- Etymology: Hjalti's valley river, named for Hjalti Þórðarson

Location
- Country: Iceland
- County: Skagafjörður (municipality)
- Region: Skagafjörður

Physical characteristics
- Source: Hjaltadalsjökull glacier
- • coordinates: 65°42′24.05″N 19°6′43.89″W﻿ / ﻿65.7066806°N 19.1121917°W
- Length: 33 km (21 mi)
- Basin size: 303 km sq.

Basin features
- • left: Víðinesá, Hofsá, Héðinsá, Heiðará
- • right: Suðurá, Grjótá, Hvammsá, Nautabúsá, Skúfsstaðaá

= Hjaltadalsá =

River in Skagafjörður, Iceland

Hjaltadalsá is a river in Hjaltadalur valley in Skagafjörður, Iceland.
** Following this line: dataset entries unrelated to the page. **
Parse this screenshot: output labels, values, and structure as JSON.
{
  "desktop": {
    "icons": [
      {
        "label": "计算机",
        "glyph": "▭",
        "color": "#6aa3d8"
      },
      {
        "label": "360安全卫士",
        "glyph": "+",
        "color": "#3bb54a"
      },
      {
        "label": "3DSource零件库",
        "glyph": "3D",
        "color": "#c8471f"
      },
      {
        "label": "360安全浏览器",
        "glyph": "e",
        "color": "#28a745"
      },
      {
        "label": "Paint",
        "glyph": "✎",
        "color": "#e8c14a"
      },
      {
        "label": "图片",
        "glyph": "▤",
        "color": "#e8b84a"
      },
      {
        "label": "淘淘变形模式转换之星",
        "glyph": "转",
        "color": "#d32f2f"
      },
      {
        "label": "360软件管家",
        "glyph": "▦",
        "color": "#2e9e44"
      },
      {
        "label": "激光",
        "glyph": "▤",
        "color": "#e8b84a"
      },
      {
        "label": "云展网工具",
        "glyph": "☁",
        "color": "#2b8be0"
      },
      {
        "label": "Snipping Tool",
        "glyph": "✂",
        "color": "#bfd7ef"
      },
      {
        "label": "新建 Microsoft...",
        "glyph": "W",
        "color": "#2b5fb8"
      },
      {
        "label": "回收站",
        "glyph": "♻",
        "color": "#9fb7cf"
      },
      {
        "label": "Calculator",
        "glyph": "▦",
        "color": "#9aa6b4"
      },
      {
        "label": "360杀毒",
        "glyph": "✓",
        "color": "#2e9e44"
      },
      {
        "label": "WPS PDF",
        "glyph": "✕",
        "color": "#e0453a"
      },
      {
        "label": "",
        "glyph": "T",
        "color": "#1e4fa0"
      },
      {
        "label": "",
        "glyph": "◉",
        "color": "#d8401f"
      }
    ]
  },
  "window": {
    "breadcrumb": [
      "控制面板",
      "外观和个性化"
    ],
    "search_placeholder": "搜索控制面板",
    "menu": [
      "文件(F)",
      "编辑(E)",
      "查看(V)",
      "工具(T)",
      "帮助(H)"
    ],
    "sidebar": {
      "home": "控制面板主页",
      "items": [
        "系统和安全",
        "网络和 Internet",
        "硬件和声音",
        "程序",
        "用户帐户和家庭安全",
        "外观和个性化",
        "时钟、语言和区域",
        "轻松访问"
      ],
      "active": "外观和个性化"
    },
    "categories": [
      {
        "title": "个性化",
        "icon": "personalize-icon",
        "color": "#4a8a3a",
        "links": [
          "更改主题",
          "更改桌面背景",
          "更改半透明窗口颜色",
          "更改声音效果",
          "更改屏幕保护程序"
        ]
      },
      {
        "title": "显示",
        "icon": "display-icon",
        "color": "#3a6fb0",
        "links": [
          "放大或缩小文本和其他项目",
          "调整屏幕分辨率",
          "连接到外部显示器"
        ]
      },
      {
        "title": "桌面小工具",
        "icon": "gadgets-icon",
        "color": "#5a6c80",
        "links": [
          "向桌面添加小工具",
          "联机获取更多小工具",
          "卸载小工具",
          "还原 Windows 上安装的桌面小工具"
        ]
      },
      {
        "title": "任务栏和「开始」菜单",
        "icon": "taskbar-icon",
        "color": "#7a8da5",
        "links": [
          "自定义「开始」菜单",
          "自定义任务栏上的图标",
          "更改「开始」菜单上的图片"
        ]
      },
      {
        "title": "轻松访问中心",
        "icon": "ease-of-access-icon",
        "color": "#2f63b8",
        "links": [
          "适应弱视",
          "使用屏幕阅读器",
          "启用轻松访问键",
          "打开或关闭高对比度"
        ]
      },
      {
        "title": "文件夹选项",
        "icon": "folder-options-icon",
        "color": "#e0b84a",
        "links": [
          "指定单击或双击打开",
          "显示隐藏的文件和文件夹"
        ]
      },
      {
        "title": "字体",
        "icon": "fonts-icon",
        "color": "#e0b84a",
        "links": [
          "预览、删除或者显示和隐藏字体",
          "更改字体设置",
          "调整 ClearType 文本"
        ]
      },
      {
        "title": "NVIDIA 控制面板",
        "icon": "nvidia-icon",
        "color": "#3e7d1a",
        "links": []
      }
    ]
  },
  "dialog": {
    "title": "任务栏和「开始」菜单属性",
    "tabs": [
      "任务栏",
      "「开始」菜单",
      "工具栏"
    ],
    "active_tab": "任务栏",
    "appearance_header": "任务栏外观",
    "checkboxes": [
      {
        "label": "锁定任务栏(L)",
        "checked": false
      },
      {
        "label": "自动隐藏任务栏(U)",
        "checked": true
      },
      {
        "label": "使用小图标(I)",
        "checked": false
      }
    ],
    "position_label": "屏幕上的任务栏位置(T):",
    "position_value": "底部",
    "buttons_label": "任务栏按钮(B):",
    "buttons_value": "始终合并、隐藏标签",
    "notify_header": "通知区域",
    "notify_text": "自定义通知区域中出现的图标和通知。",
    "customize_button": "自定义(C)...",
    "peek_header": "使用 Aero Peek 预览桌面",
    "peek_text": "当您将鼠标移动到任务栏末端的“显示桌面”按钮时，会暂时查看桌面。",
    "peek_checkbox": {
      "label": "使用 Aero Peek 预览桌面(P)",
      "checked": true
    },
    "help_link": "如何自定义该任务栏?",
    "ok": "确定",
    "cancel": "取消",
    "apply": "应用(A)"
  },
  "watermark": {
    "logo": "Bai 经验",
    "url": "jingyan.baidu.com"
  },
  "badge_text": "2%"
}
It originates from Hjaltadalsjökull glacier and runs the full length of the valley, before many tributaries and lakes flow into it. Further down the river there are lots of rapids and small waterfalls and the current is strong and rough in many places. A little past the town of Sleitustaðir, the Hjaltadalsá and Kolka rivers run together. The river is known as Kolka from that point until it reaches the ocean. Hjaltadalsá often contains outwash, but Kolka has much more of it, which results in a significant color difference where the rivers converge.

Hjaltadalsá is a fishing river (as is Kolka). There is fishing for arctic char in particular, and sometimes salmon. The Reykjavík Fishing Club manages the river, and it is possible to buy a fishing permit.